Ici on aperçoit un autre motif, celui-là tout personnel, qu’avait eu M. Mollien pour employer à la caisse d’amortissement la méthode de la comptabilité en partie double. C’est le moyen de placer auprès d’un administrateur un contrôle incorruptible, auquel rien ne peut échapper, et qui, par les formules mêmes qui en consacrent le témoignage, ne peut rien exprimer que de vrai, soit pour accuser, soit pour défendre. La comptabilité en partie double saisit chaque opération à sa naissance et la définit immédiatement dans ses effets ; elle donne la garantie de l’exactitude des dates par l’obligation de tout écrire sous la dictée même du fait. Non-seulement, elle classe tous les faits analogues dans leur ordre chronologique, mais encore elle maintient tous les comptes ainsi composés dans un ordre tel qu’ils peuvent être tous les jours comparés, soldés, balancés, et que chaque compte peut à toute heure être jugé dans son ensemble et dans chacun de ses articles. M. Mollien obtenait ainsi ce résultat que sa gestion restât à jamais transparente. C’est une sécurité qu’il se donnait à lui-même.

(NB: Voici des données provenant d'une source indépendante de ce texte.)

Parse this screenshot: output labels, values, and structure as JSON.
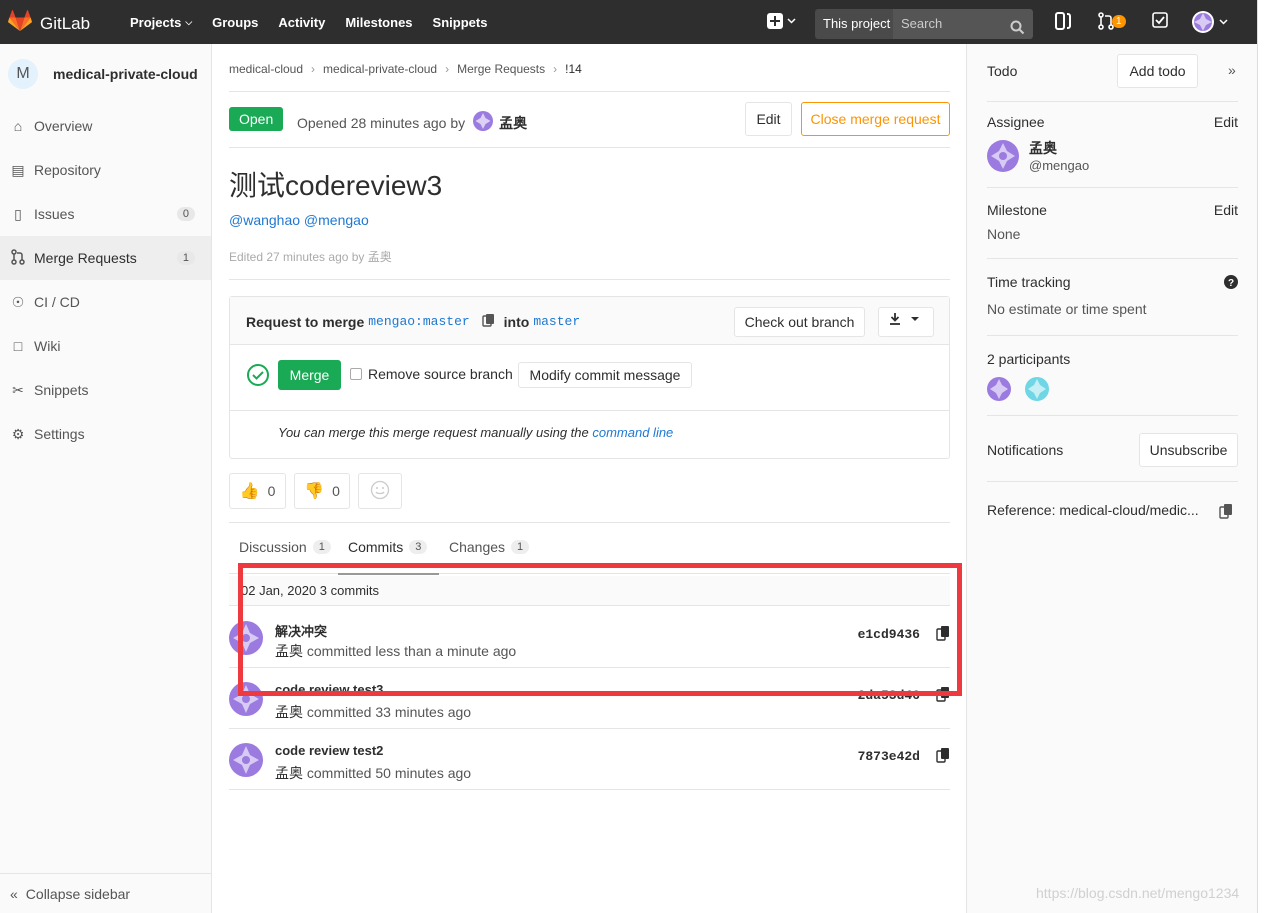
{
  "topnav": {
    "brand": "GitLab",
    "links": [
      "Projects",
      "Groups",
      "Activity",
      "Milestones",
      "Snippets"
    ],
    "scope": "This project",
    "search_placeholder": "Search",
    "mr_count": "1"
  },
  "sidebar": {
    "avatar_letter": "M",
    "project_name": "medical-private-cloud",
    "items": [
      {
        "label": "Overview",
        "icon": "home-icon"
      },
      {
        "label": "Repository",
        "icon": "book-icon"
      },
      {
        "label": "Issues",
        "icon": "issues-icon",
        "count": "0"
      },
      {
        "label": "Merge Requests",
        "icon": "merge-request-icon",
        "count": "1"
      },
      {
        "label": "CI / CD",
        "icon": "rocket-icon"
      },
      {
        "label": "Wiki",
        "icon": "wiki-icon"
      },
      {
        "label": "Snippets",
        "icon": "scissors-icon"
      },
      {
        "label": "Settings",
        "icon": "gear-icon"
      }
    ],
    "collapse": "Collapse sidebar"
  },
  "breadcrumb": [
    "medical-cloud",
    "medical-private-cloud",
    "Merge Requests",
    "!14"
  ],
  "mr": {
    "status": "Open",
    "opened": "Opened 28 minutes ago by",
    "author": "孟奥",
    "edit": "Edit",
    "close": "Close merge request",
    "title": "测试codereview3",
    "mentions": "@wanghao @mengao",
    "edited": "Edited 27 minutes ago by 孟奥"
  },
  "widget": {
    "request_prefix": "Request to merge",
    "source_branch": "mengao:master",
    "into": "into",
    "target_branch": "master",
    "checkout": "Check out branch",
    "merge": "Merge",
    "remove_source": "Remove source branch",
    "modify": "Modify commit message",
    "manual_prefix": "You can merge this merge request manually using the",
    "manual_link": "command line"
  },
  "awards": {
    "thumbsup": "0",
    "thumbsdown": "0"
  },
  "tabs": [
    {
      "label": "Discussion",
      "count": "1"
    },
    {
      "label": "Commits",
      "count": "3"
    },
    {
      "label": "Changes",
      "count": "1"
    }
  ],
  "commits": {
    "day": "02 Jan, 2020 3 commits",
    "items": [
      {
        "title": "解决冲突",
        "author": "孟奥",
        "meta": "committed less than a minute ago",
        "sha": "e1cd9436"
      },
      {
        "title": "code review test3",
        "author": "孟奥",
        "meta": "committed 33 minutes ago",
        "sha": "2da53d46"
      },
      {
        "title": "code review test2",
        "author": "孟奥",
        "meta": "committed 50 minutes ago",
        "sha": "7873e42d"
      }
    ]
  },
  "right": {
    "todo": "Todo",
    "add_todo": "Add todo",
    "assignee": "Assignee",
    "edit": "Edit",
    "assignee_name": "孟奥",
    "assignee_user": "@mengao",
    "milestone": "Milestone",
    "milestone_val": "None",
    "time_tracking": "Time tracking",
    "time_val": "No estimate or time spent",
    "participants": "2 participants",
    "notifications": "Notifications",
    "unsubscribe": "Unsubscribe",
    "reference": "Reference: medical-cloud/medic..."
  },
  "watermark": "https://blog.csdn.net/mengo1234",
  "colors": {
    "green": "#1aaa55",
    "orange": "#fc9403",
    "link": "#1f78d1",
    "highlight": "#ee3a3f"
  }
}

Le premier consul, informé de l’intégrité parfaite avec laquelle M. Mollien gouvernait la caisse d’amortissement, lui en savait gré et n’attendait qu’une occasion pour le lui témoigner. Après que la victoire eut dégagé la France de l’étreinte de l’Europe coalisée et qu’on eut signé le traité de paix de Lunéville, qui allait être suivi de celui d’Amiens, le premier consul redoubla de zèle pour l’administration intérieure, et il se consacra aux finances et à tout ce qui s’y rattachait avec une véritable ferveur. Un jour, c’était vers le milieu de 1801, M. Mollien fut invité à se rendre à la Malmaison pour s’entretenir avec lui. Il s’agissait d’une idée suggérée à Napoléon par le désappointement de spéculateurs à la hausse qui avaient accès au près de sa personne. Pour la première fois, M. Mollien paraissait devant l’homme qui déjà intimidait le monde. En profitant des notions excessives qu’avait Napoléon au sujet de l’étendue des attributions de l’autorité, on avait réussi à lui faire accroire que spéculer à la baisse par des marchés à terme faits à la Bourse était un acte d’hostilité flagrante contre le gouvernement. M. Mollien le trouva dominé de cette pensée. Les deux personnages qui partageaient nominalement le pouvoir avec Napoléon, en portant comme lui le titre de consuls, Cambacérès et Lebrun, étaient présens, témoins silencieux, dit M. Mollien.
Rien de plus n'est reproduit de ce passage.